The global clinical research review entity Cochrane last week voted to expel a board member who has been outspoken against the pharmaceutical industry—prompting four members to resign in protest a week before the group's annual gathering in Edinburgh.
The board's controversial vote
The vote to remove Peter Gøtzsche, director of the Nordic Cochrane Center in Denmark, who was elected to the board in 2017, occurred Thursday after a six-hour meeting that, Science Magazine reports, Gøtzsche was not invited to attend.
During the meeting, Gøtzsche said the board's co-chairs, Martin Burton and Marguerite Koster, charged that Gøtzsche had caused the organization "disrepute." Ultimately, six of the 12 board members in attendance voted in favor of the expulsion, one abstained, and five opposed, according to a statement from the four members who resigned in protest.
Although Cochrane initially provided few details on how Gøtzsche had caused "disrepute," a later statement from the Governing Board referred to "a 'zero tolerance' policy for repeated, seriously bad behavior." Without outlining any specific allegations, the statement said that complaints extended back to 2003 and included several new complaints in March of this year.
Gøtzsche's controversial history
According to STAT News, Gøtzsche has long been a "controversial" figure and is known for being critical of the pharmaceutical industry and the overuse of certain preventive care screenings, such as mammograms.
In 2015, Gøtzsche argued that psychiatry had "gone astray" by encouraging patients to take potentially unsafe drugs, such as antidepressants, Science Magazine reports. "The way these drugs are used today cause[s] more harm than good. So it would be better for us if the drugs didn't exist," Gøtzsche said.
Gøtzsche also has been critical of Cochrane itself, writing in his statement on his 2017 election to the board, "The Cochrane Collaboration is now run much more as a business with a brand than it was just a few years ago."
This year, Gøtzsche, along with Lars Jørgensen from the Nordic Cochrane Center and Tom Jefferson from the University of Oxford, challenged a Cochrane review that supported the efficacy of an HPV vaccine in preventing precancerous lesions in girls and women.
The criticism, which raised safety concerns about the vaccine, was published in BMJ Evidence-Based Medicine and said that the Cochrane review "missed nearly half of the eligible trials" and "ignored evidence of bias," Science Magazine reports.

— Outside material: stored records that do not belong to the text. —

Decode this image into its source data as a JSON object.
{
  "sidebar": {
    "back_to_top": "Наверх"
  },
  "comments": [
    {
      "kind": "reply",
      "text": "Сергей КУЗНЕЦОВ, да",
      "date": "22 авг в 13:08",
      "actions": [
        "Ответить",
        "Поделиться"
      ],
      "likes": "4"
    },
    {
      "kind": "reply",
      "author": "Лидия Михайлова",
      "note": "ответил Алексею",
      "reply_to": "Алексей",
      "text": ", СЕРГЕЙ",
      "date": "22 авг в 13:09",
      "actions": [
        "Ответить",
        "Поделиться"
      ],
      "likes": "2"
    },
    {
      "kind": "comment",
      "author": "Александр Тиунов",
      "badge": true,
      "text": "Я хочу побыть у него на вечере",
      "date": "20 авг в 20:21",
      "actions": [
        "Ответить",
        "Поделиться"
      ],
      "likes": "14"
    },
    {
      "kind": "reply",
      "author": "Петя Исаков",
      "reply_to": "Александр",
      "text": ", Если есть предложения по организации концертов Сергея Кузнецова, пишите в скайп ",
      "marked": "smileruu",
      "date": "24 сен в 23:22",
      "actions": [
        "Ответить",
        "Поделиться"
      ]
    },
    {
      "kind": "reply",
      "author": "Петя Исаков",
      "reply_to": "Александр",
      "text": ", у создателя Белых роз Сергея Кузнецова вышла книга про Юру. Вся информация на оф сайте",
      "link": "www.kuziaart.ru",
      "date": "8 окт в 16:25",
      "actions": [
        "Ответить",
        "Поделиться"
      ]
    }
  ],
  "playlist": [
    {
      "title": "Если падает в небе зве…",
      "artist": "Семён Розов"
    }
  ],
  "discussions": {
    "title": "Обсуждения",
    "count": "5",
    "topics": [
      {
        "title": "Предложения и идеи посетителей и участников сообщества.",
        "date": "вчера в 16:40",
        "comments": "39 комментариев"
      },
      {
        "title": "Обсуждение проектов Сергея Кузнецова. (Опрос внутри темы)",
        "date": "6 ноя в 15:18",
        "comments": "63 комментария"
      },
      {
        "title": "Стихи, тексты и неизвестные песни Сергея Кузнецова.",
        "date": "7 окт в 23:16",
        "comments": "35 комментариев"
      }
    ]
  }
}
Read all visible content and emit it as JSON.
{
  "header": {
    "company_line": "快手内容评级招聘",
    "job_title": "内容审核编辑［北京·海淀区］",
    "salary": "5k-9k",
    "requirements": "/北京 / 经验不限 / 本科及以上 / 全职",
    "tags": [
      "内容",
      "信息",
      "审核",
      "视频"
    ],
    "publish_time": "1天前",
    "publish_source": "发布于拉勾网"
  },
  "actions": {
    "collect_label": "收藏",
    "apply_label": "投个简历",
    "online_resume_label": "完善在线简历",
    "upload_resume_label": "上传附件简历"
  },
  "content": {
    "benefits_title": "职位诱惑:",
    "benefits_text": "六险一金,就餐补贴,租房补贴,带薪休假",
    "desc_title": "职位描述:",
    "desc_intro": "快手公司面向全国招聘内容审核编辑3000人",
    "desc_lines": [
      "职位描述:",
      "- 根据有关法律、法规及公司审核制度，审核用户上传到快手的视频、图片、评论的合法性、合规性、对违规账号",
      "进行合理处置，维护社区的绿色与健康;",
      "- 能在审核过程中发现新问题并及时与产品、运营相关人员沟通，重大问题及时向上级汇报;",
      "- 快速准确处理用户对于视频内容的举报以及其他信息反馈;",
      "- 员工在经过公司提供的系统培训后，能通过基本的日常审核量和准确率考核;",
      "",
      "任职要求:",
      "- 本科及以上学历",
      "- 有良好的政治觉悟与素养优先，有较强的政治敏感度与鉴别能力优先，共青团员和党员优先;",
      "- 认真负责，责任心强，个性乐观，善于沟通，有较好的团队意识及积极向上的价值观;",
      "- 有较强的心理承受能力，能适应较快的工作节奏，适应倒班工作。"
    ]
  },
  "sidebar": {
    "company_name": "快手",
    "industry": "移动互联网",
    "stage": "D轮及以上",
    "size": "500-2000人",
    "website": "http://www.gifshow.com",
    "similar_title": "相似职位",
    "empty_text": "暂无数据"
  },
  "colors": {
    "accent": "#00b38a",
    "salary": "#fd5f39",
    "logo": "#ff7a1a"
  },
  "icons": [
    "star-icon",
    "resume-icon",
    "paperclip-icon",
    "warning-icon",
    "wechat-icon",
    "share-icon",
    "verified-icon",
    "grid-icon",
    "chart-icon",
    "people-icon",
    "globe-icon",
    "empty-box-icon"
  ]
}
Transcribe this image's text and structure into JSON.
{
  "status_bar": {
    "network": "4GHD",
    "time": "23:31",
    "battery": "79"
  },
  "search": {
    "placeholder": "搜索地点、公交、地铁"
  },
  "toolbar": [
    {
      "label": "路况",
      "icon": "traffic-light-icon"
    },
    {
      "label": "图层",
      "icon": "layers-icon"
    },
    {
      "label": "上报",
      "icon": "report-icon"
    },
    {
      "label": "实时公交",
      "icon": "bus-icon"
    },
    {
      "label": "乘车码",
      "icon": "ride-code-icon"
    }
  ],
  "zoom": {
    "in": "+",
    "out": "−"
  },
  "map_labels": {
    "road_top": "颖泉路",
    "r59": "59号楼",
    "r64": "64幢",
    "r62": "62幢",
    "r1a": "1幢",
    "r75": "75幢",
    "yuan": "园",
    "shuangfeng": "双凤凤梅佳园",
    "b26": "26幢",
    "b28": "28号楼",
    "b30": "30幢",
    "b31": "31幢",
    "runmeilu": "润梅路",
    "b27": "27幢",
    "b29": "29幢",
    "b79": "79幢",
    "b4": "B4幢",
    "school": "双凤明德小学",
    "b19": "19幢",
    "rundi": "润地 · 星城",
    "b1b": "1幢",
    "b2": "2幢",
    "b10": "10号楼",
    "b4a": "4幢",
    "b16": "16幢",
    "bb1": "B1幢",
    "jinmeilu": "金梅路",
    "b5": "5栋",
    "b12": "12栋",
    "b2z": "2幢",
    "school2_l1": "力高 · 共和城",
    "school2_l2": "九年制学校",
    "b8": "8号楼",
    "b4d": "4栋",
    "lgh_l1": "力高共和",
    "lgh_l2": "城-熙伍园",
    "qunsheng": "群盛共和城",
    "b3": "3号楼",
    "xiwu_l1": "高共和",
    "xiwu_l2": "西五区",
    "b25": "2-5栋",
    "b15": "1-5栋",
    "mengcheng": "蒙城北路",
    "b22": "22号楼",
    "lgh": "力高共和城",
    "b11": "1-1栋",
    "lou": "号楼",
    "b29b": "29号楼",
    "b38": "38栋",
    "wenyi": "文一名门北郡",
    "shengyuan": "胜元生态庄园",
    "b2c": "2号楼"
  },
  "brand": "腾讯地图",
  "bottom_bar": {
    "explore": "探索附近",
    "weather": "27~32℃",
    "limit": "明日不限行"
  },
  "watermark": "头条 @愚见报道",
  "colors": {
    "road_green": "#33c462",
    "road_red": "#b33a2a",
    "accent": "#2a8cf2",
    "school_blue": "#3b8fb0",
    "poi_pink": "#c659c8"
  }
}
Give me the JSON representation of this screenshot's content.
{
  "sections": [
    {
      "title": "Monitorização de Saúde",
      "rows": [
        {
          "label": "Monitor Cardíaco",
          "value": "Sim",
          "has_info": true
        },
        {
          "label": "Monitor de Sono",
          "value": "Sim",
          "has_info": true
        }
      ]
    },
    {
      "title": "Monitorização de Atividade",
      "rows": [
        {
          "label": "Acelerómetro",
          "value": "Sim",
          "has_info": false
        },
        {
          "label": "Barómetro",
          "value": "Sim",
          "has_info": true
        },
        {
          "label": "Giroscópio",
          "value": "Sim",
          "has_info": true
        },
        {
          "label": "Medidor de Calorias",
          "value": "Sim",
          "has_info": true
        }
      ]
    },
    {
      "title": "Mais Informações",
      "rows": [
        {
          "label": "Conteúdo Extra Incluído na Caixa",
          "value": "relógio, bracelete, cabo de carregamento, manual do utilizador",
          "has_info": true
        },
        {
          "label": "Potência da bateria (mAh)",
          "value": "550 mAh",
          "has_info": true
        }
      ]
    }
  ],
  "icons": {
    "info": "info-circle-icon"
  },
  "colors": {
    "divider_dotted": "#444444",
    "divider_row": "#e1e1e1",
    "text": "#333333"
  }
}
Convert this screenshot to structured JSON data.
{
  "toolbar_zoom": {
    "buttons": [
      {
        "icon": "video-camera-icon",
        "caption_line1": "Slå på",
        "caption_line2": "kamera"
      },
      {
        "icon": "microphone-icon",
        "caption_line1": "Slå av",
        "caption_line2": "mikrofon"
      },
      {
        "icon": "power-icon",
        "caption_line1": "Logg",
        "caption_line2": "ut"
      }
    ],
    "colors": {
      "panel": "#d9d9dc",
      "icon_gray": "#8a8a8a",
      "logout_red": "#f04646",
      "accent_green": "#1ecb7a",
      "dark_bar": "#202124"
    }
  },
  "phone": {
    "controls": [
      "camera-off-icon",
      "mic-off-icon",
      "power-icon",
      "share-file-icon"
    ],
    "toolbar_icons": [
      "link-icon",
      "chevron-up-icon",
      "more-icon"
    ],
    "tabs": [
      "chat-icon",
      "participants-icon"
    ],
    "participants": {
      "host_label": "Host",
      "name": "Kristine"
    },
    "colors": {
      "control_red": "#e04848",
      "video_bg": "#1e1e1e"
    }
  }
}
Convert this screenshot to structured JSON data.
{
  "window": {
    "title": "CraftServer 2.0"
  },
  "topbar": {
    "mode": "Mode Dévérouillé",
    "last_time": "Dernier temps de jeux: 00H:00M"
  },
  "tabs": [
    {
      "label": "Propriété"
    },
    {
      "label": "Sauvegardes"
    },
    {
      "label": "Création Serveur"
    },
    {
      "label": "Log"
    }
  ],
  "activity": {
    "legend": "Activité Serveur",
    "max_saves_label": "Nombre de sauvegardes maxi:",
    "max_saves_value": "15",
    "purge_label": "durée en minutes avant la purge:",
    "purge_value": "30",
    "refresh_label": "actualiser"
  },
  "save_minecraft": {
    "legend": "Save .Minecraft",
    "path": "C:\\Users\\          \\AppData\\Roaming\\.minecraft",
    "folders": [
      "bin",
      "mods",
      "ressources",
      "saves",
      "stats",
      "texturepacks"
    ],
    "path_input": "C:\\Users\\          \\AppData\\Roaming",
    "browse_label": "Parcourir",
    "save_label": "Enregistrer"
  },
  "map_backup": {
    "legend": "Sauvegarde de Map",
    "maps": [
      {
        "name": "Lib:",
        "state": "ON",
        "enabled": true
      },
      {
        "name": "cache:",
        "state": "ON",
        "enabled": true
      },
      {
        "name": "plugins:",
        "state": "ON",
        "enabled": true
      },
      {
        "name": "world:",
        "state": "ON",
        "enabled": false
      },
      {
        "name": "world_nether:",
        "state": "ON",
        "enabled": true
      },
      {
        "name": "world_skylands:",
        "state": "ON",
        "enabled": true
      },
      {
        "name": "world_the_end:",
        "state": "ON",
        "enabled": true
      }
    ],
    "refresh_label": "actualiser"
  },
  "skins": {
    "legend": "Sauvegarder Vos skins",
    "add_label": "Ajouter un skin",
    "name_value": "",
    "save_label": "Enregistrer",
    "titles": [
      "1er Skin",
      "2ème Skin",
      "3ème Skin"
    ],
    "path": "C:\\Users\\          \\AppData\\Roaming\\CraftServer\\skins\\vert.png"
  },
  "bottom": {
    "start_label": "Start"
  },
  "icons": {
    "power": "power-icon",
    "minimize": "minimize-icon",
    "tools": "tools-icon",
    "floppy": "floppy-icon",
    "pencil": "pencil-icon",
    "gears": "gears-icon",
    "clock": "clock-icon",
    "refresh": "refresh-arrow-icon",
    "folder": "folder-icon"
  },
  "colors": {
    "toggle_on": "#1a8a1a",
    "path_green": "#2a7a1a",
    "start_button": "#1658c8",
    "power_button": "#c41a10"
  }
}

Gøtzsche in a statement released Friday wrote that Cochrane is experiencing a "moral governance crisis" and alleged that his criticisms of the pharmaceutical industry and growing displeasure with Cochran's "industry-friendly direction" caused the organization to "fac[e] pressure, criticism, and complaints" from funding foundations—and ultimately led to his expulsion.
He wrote, "This unprecedented action taken by a minority of the Governing Board is disproportionate and damaging to Cochrane, as well as to public health interests."
Four board members resigned in the wake of Gøtzsche's expulsion, writing in a statement that the decision could cause "great damage to the reputation of the Collaboration" and could have negative implications for the way scientific reviews are conducted.
Other experts also expressed concern that Cochrane's decision could undermine free speech in science. John Ioannidis of Stanford University said he is "disturbed" by the expulsion and said "it is important to make sure that people who disagree with us will get the most opportunity to express and support their views with arguments and evidence."
However, some experts say the board made the right decision in expelling Gøtzsche. Allen Frances, chair of the Department of Psychiatry at Duke University, said that the move itself "ha[d] nothing to do with freedom of speech," but rather it protected Cochrane's dedication to remaining an "impartial evaluator of evidence."
In its statement addressing the controversy, Cochrane's Governing Board wrote, "This Board decision is not about freedom of speech. It is not about scientific debate. It is not about tolerance of dissent. It is not about someone being unable to criticize a Cochrane Review. It is about a long-term pattern of behaviour that we say is totally, and utterly, at variance with the principles and governance of the Cochrane Collaboration" (Marcus/Oransky, STAT News, 9/16; Chustecka, Medscape, 9/17; Enserink, Science Magazine, 9/16).